When he answered, she could barely hear him over the scream of the dying transport.
“You did good, Auger.”
How he managed it, she would never know, but somehow Floyd found the strength to reach out and close his hand around hers. She felt his fingers tighten, anchoring her to this place in space and time, even as everything else in her universe came apart in light and fury.
THIRTY-TWO
When she awoke, it was to the shining cool whiteness she had always imagined Heaven would be like. She would have happily stayed in that serene white limbo for the rest of eternity, void of any care or anxiety. But the whiteness held nagging suggestions of structure: pale shadows and highlights that sharpened themselves into the details of a room and its white-clad occupants.
One of these occupants took on the form of a very beautiful girl, surrounded by a mirage of twinkling lights.
“One lying little shit to the rescue,” Cassandra said.
Auger forced her way through layers of groggy recall, pushing memories back into place as she surfaced. “You,” was all she managed to say.
Cassandra nodded sagely. “Yes.
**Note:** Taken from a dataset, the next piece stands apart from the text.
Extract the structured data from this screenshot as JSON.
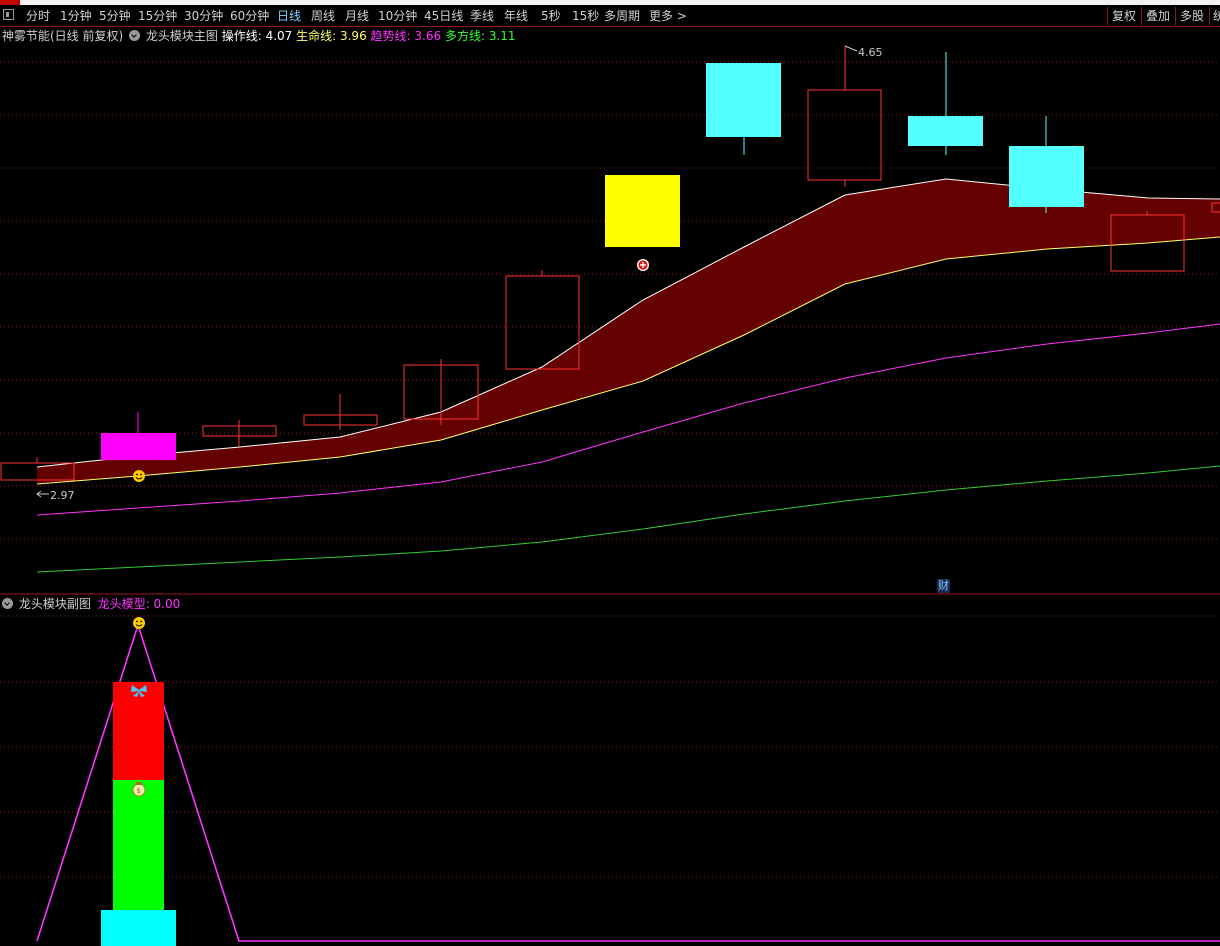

Me. I’m glad you remember. It would have made things a lot more difficult if there was deep amnesia.”
Auger became aware that she was lying on a bed, at a slight angle, with various twinkling machines hovering around her. Some were so tiny that at first glance they might have been mistaken for dust motes. Others were as large as dragonflies or hummingbirds, shimmering with the moiré patterns of intense microscopic detail. Dimly it occurred to her that—despite the absence of any lumbering items of bedside monitoring equipment—this was some kind of sick bay or recuperative ward.
“We were falling—”
“And we were tracking you, trying to intercept your transport before it hit the atmosphere. As you may have gathered, we only just got to you in time. Our medical science can work wonders, but it can’t work miracles.”
Sweet relief that she had survived welled up inside her. Then she remembered that she had not been alone.
“Is Floyd all right?”
“The other occupant of the shuttle is fine. He’s under observation in another room, but he didn’t merit the immediate attention you did.”
“And the transport?”
“The transport is gone. We jettisoned its remains as a decoy. But don’t worry: we emptied the cargo first.”
“Cargo?”
“The archival items. A most interesting collection, I must say.”